Beating the Curve with Design Patterns

27 Apr 2022

Have you ever started learning something new and had someone experienced give you tips on how to more effectively complete what you’re trying to accomplish? The person, having gone through the same learning process you are going through at some point in their life, gives you helpful advice that reduces your learning curve. The advice they offer was gained through trial and error on their part, refined, and then shared with you. Essentially, the tip saves you the time of having to undergo the trial and error yourself. In the field of coding, a similar phenomenon can be observed with design patterns.

Design patterns offer a high level reusable strategy for common software design problems.
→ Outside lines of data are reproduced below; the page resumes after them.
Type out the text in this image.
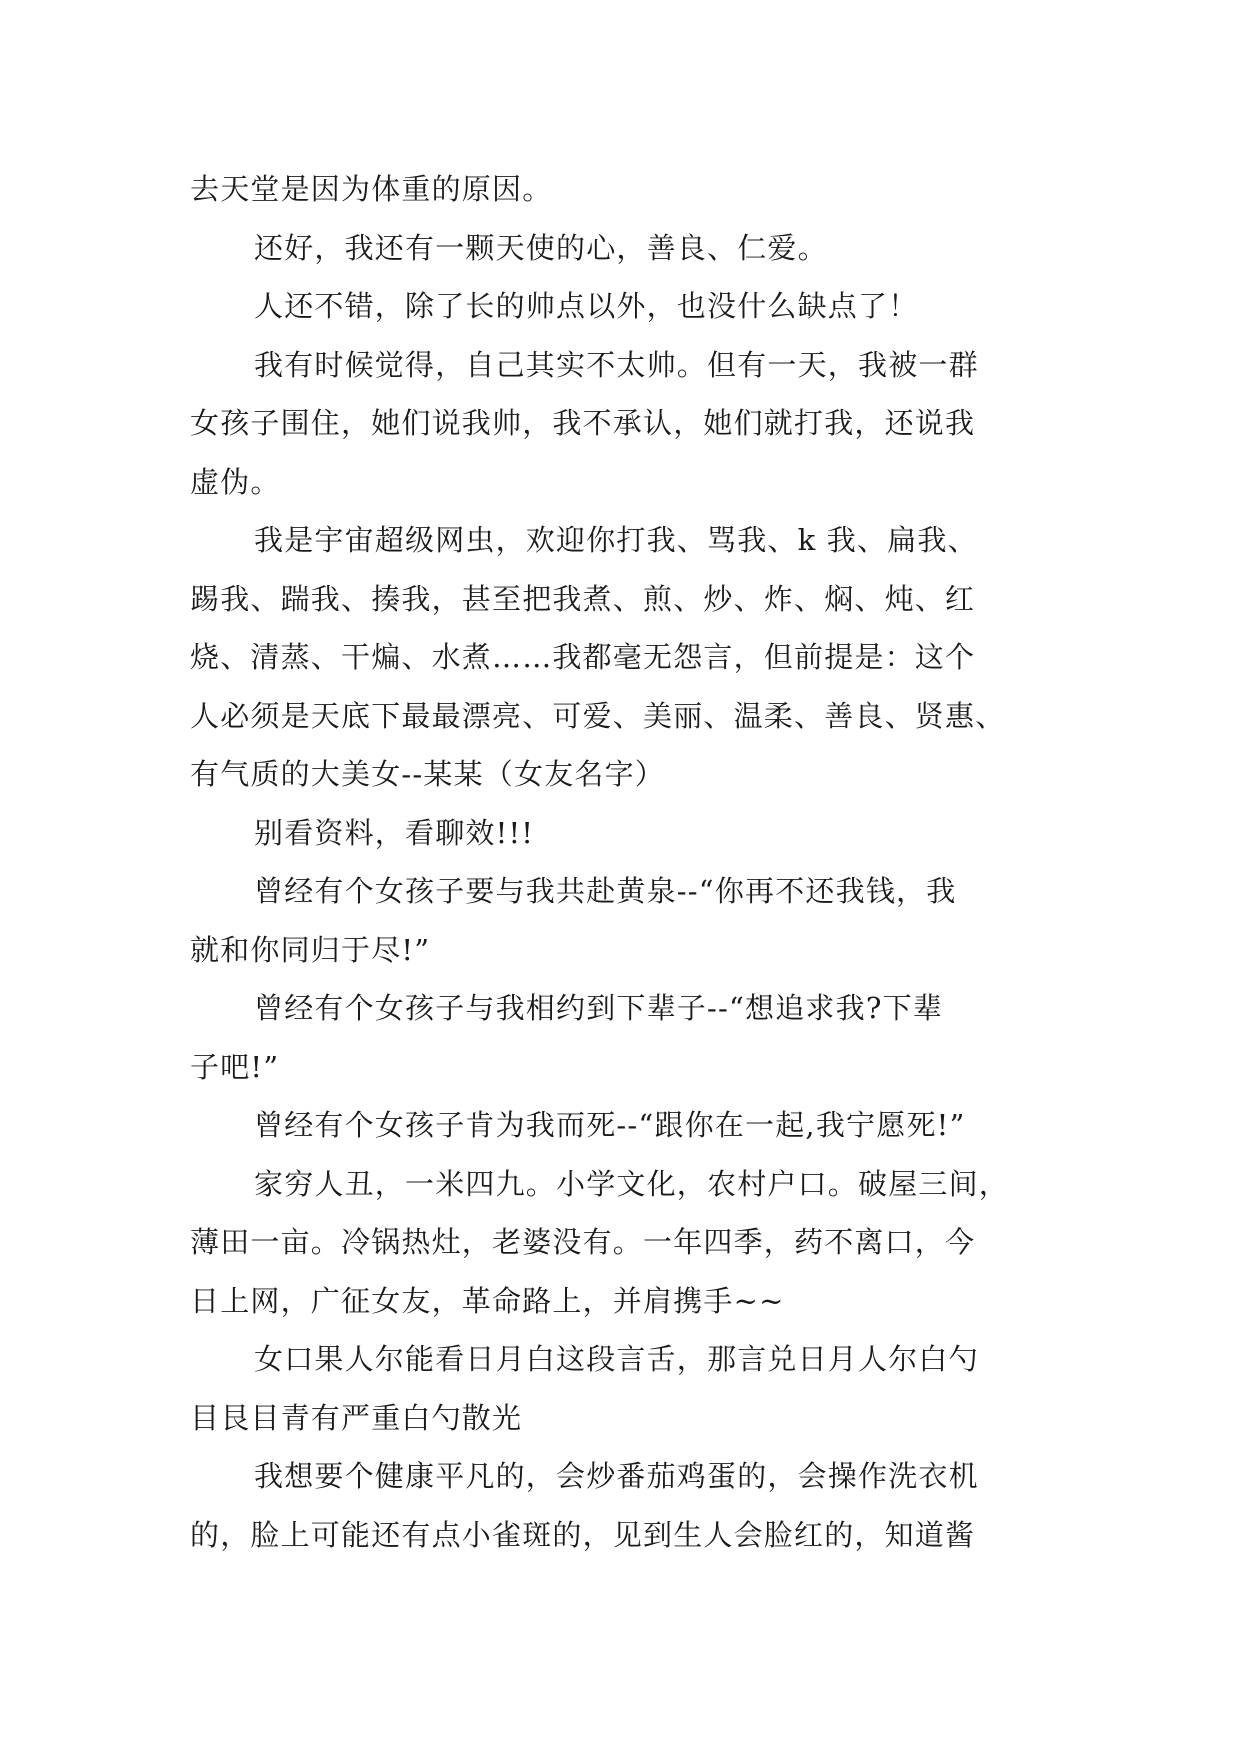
去天堂是因为体重的原因。
还好，我还有一颗天使的心，善良、仁爱。
人还不错，除了长的帅点以外，也没什么缺点了！
我有时候觉得，自己其实不太帅。但有一天，我被一群
女孩子围住，她们说我帅，我不承认，她们就打我，还说我
虚伪。
我是宇宙超级网虫，欢迎你打我、骂我、k 我、扁我、
踢我、踹我、揍我，甚至把我煮、煎、炒、炸、焖、炖、红
烧、清蒸、干煸、水煮……我都毫无怨言，但前提是：这个
人必须是天底下最最漂亮、可爱、美丽、温柔、善良、贤惠、
有气质的大美女--某某（女友名字）
别看资料，看聊效!!!
曾经有个女孩子要与我共赴黄泉--“你再不还我钱，我
就和你同归于尽!”
曾经有个女孩子与我相约到下辈子--“想追求我?下辈
子吧!”
曾经有个女孩子肯为我而死--“跟你在一起,我宁愿死!”
家穷人丑，一米四九。小学文化，农村户口。破屋三间，
薄田一亩。冷锅热灶，老婆没有。一年四季，药不离口，今
日上网，广征女友，革命路上，并肩携手~~
女口果人尔能看日月白这段言舌，那言兑日月人尔白勺
目艮目青有严重白勺散光
我想要个健康平凡的，会炒番茄鸡蛋的，会操作洗衣机
的，脸上可能还有点小雀斑的，见到生人会脸红的，知道酱
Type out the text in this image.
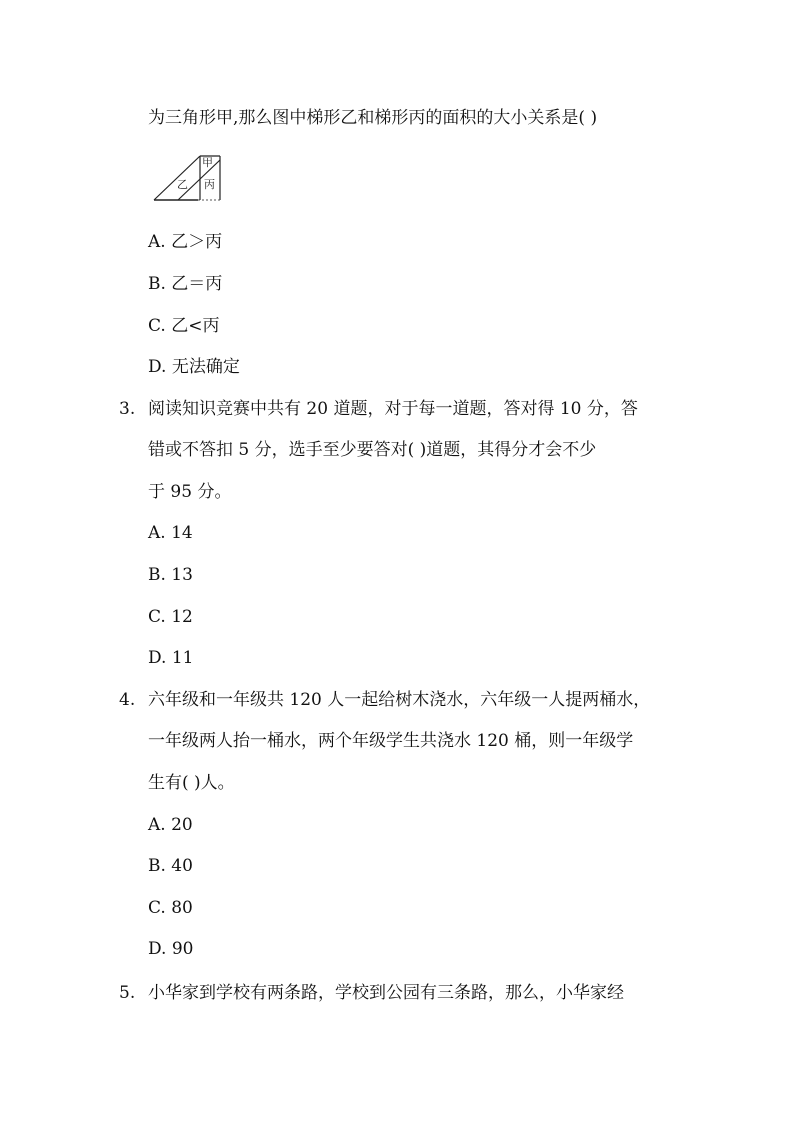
为三角形甲,那么图中梯形乙和梯形丙的面积的大小关系是( )
甲
乙 丙
A. 乙＞丙
B. 乙＝丙
C. 乙<丙
D. 无法确定
3. 阅读知识竞赛中共有 20 道题，对于每一道题，答对得 10 分，答
错或不答扣 5 分，选手至少要答对( )道题，其得分才会不少
于 95 分。
A. 14
B. 13
C. 12
D. 11
4. 六年级和一年级共 120 人一起给树木浇水，六年级一人提两桶水，
一年级两人抬一桶水，两个年级学生共浇水 120 桶，则一年级学
生有( )人。
A. 20
B. 40
C. 80
D. 90
5. 小华家到学校有两条路，学校到公园有三条路，那么，小华家经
These strategies typically involve interactions between classes or objects and are found by experts in the field through well-tested and proven development models. Through using patterns identified over time, the development process for anyone coding is sped up. Different design patterns are ideas of how to solve different problems, but are not specific implementation guides. One design pattern could have a million different implementations, for example. It is essentially a template. There are three main types of design patterns: creational, structural, and behavioral.

Creational design patterns involve class instantiation and object creation. The factory method and Singleton are some creational design patterns. In the factory method, objects are created without their underlying logic exposed and additional dependent objects are not created. It is advantageous in that multiple objects from different classes can be returned and it can build additional objects. However, it is more complex than a class constructor to implement. The Singleton design pattern provides a ‘global variable’ in an object-oriented language that does not support global variables. It is easy to implement lazy initialization, but it is not thread-safe and global states are usually not recommended.
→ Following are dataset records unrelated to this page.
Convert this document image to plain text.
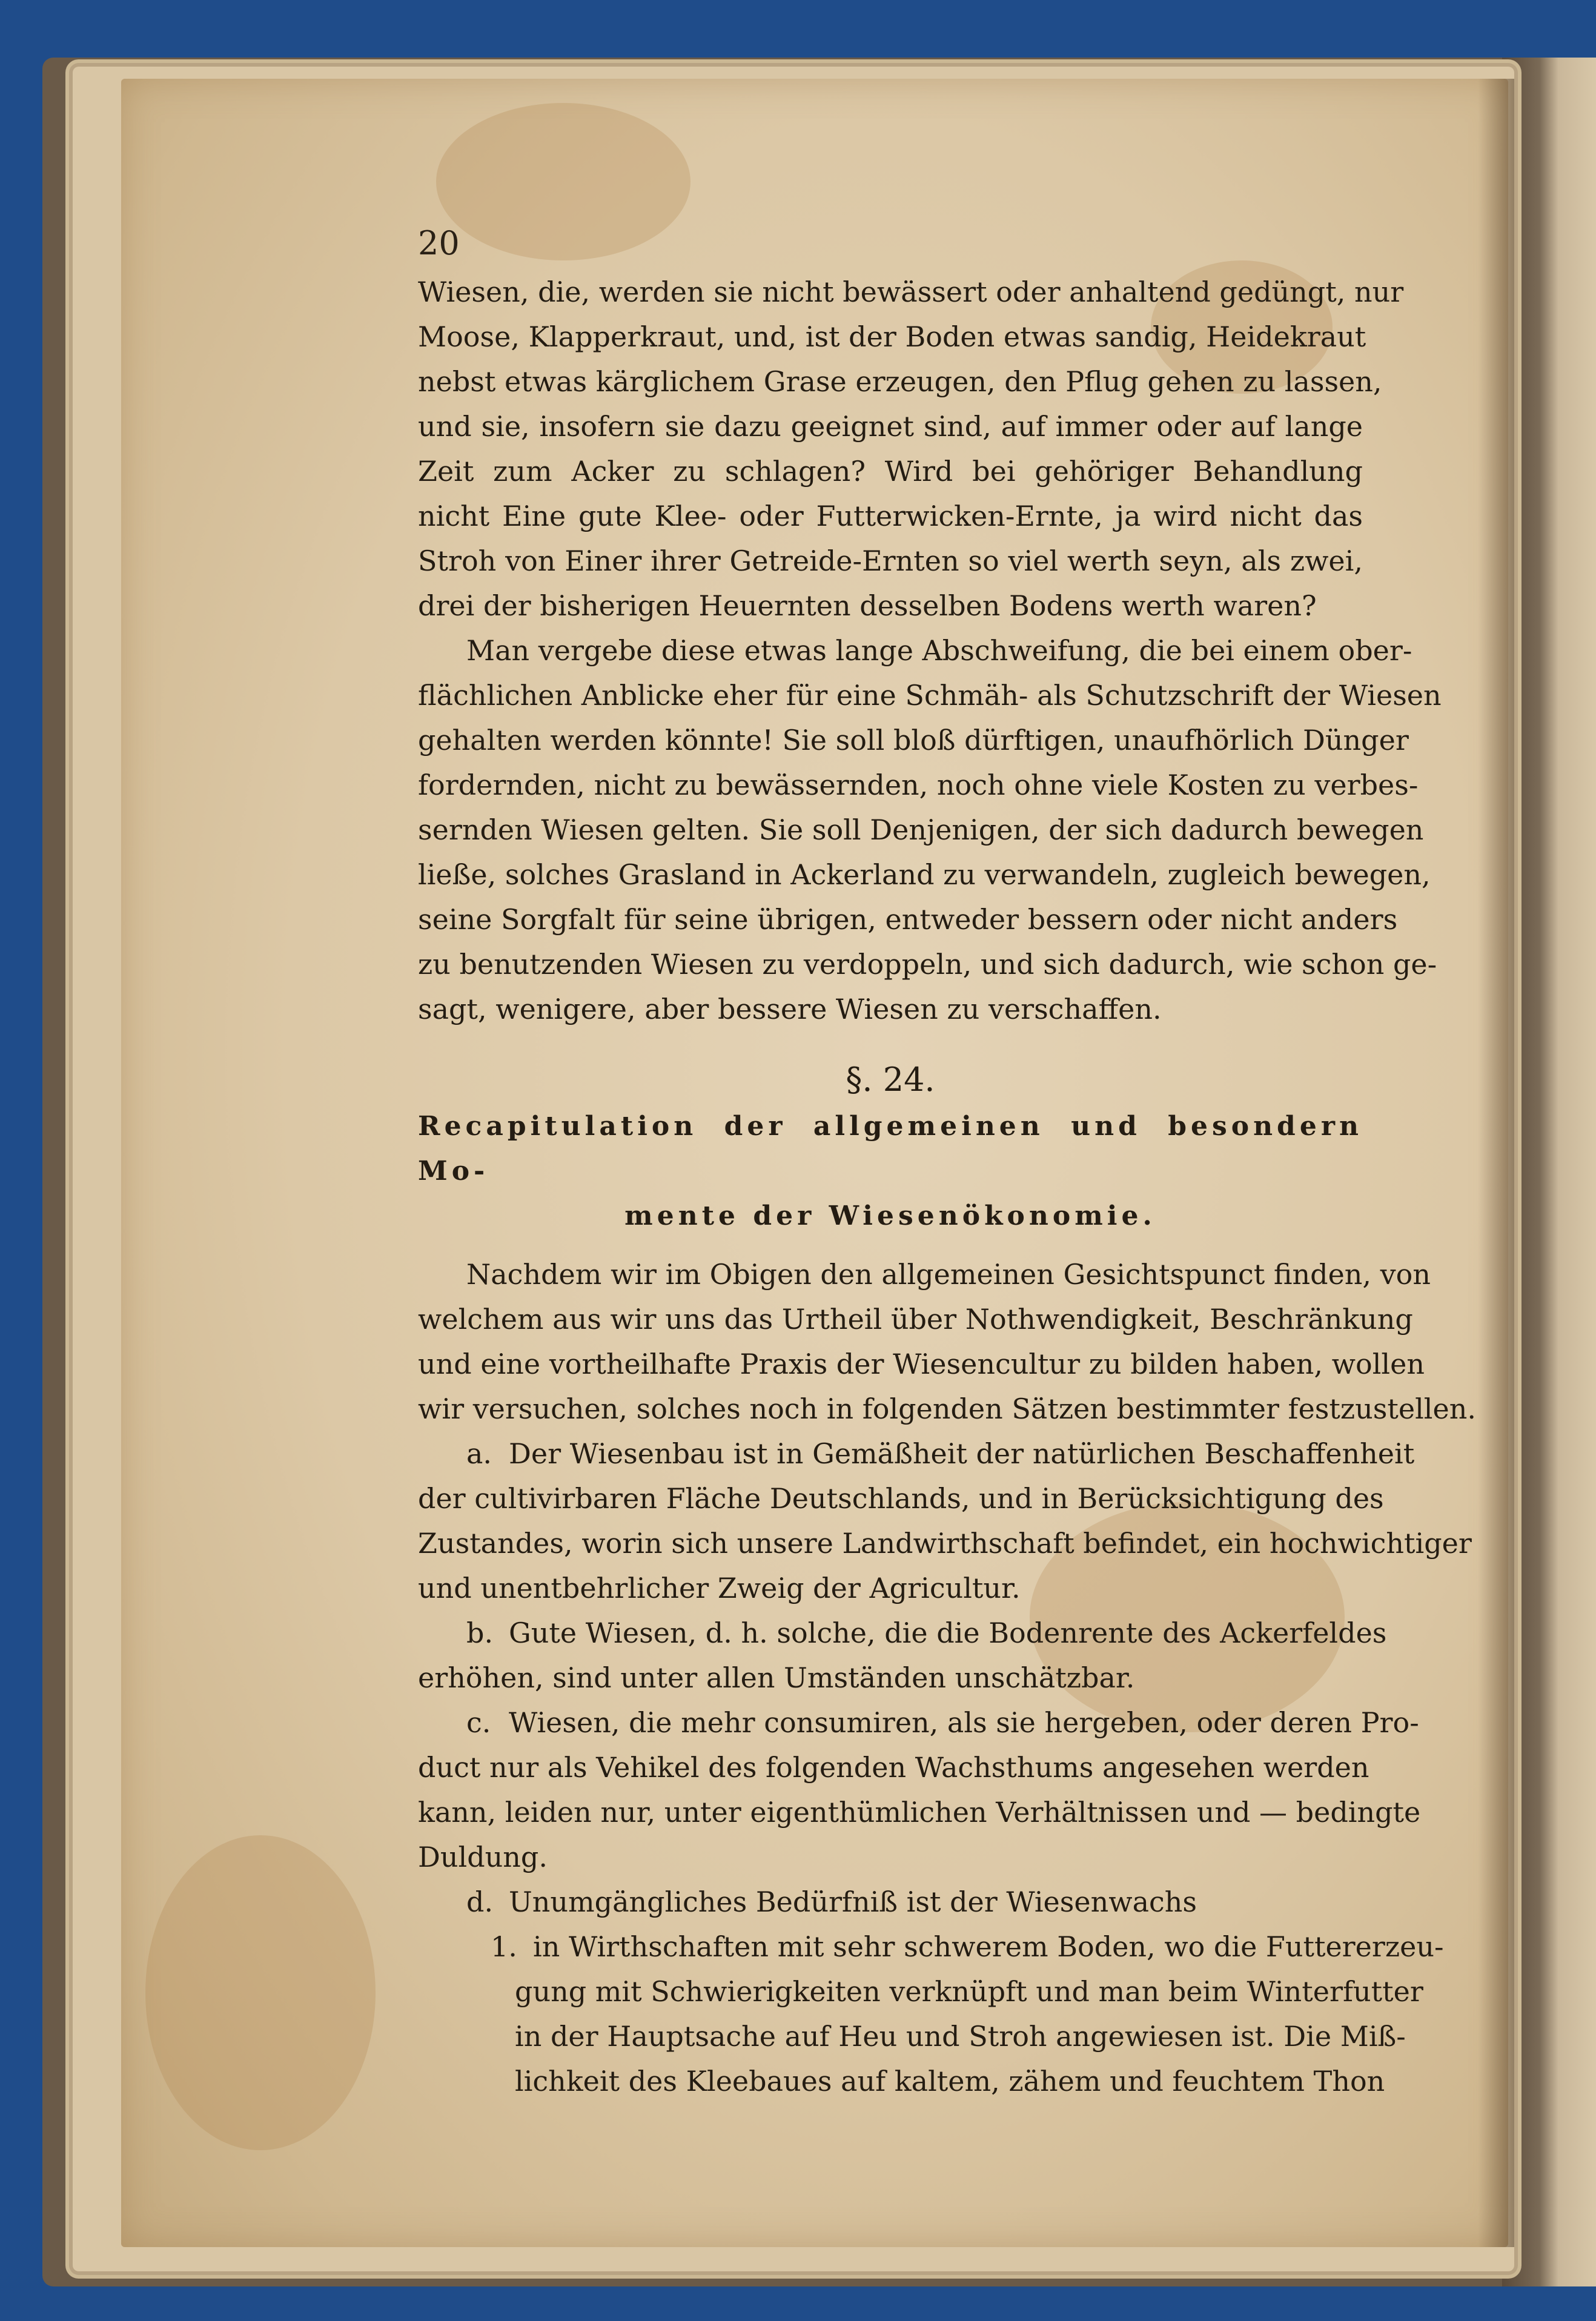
20
Wiesen, die, werden sie nicht bewässert oder anhaltend gedüngt, nur
Moose, Klapperkraut, und, ist der Boden etwas sandig, Heidekraut
nebst etwas kärglichem Grase erzeugen, den Pflug gehen zu lassen,
und sie, insofern sie dazu geeignet sind, auf immer oder auf lange
Zeit zum Acker zu schlagen? Wird bei gehöriger Behandlung
nicht Eine gute Klee- oder Futterwicken-Ernte, ja wird nicht das
Stroh von Einer ihrer Getreide-Ernten so viel werth seyn, als zwei,
drei der bisherigen Heuernten desselben Bodens werth waren?
Man vergebe diese etwas lange Abschweifung, die bei einem ober-
flächlichen Anblicke eher für eine Schmäh- als Schutzschrift der Wiesen
gehalten werden könnte! Sie soll bloß dürftigen, unaufhörlich Dünger
fordernden, nicht zu bewässernden, noch ohne viele Kosten zu verbes-
sernden Wiesen gelten. Sie soll Denjenigen, der sich dadurch bewegen
ließe, solches Grasland in Ackerland zu verwandeln, zugleich bewegen,
seine Sorgfalt für seine übrigen, entweder bessern oder nicht anders
zu benutzenden Wiesen zu verdoppeln, und sich dadurch, wie schon ge-
sagt, wenigere, aber bessere Wiesen zu verschaffen.
§. 24.
Recapitulation der allgemeinen und besondern Mo-
mente der Wiesenökonomie.
Nachdem wir im Obigen den allgemeinen Gesichtspunct finden, von
welchem aus wir uns das Urtheil über Nothwendigkeit, Beschränkung
und eine vortheilhafte Praxis der Wiesencultur zu bilden haben, wollen
wir versuchen, solches noch in folgenden Sätzen bestimmter festzustellen.
a. Der Wiesenbau ist in Gemäßheit der natürlichen Beschaffenheit
der cultivirbaren Fläche Deutschlands, und in Berücksichtigung des
Zustandes, worin sich unsere Landwirthschaft befindet, ein hochwichtiger
und unentbehrlicher Zweig der Agricultur.
b. Gute Wiesen, d. h. solche, die die Bodenrente des Ackerfeldes
erhöhen, sind unter allen Umständen unschätzbar.
c. Wiesen, die mehr consumiren, als sie hergeben, oder deren Pro-
duct nur als Vehikel des folgenden Wachsthums angesehen werden
kann, leiden nur, unter eigenthümlichen Verhältnissen und — bedingte
Duldung.
d. Unumgängliches Bedürfniß ist der Wiesenwachs
1. in Wirthschaften mit sehr schwerem Boden, wo die Futtererzeu-
gung mit Schwierigkeiten verknüpft und man beim Winterfutter
in der Hauptsache auf Heu und Stroh angewiesen ist. Die Miß-
lichkeit des Kleebaues auf kaltem, zähem und feuchtem Thon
Structural design patterns aim to create larger classes and functionality from the organization of different classes. An adapter pattern is one example. When two interfaces are incompatible but want to form a relationship, an adapter relationship is established between the two of them so that the relationship is possible.

Behavioral design patterns identify communication patterns between objects. In this pattern, the algorithm, but not the algorithm structure, is modified to change the behavior of the application. Specifically, the source code cannot be modified, so a coder can add new code but not modify the existing code.

In my coding experience, I have used design patterns in some projects, such as Akamy-Rent. Recently when using Meteor to create web pages, the observer design pattern was utilized to publish and subscribe data. This enabled a subscriber, whom are unknown to publishers, to register and receive notifications from a provider. In my ICS 613 projects, the provider is MongoDB and the notifications are collections. Collections fall under another design pattern, the Singleton, since they share data ‘globally’. Reactive data is another related design pattern. It’s similar to the Observer design pattern and it functions by re-runing code it involves referencing a cursor in a specific collection when a collection is updated. To handle users logging into the application, a front controller design pattern, FlowRouter in the Akamy-Rent application, was utilized. Front controller design patterns are a centralized request handling mechanism and handles any authentication or logging in, then passing the request to the relevant handler.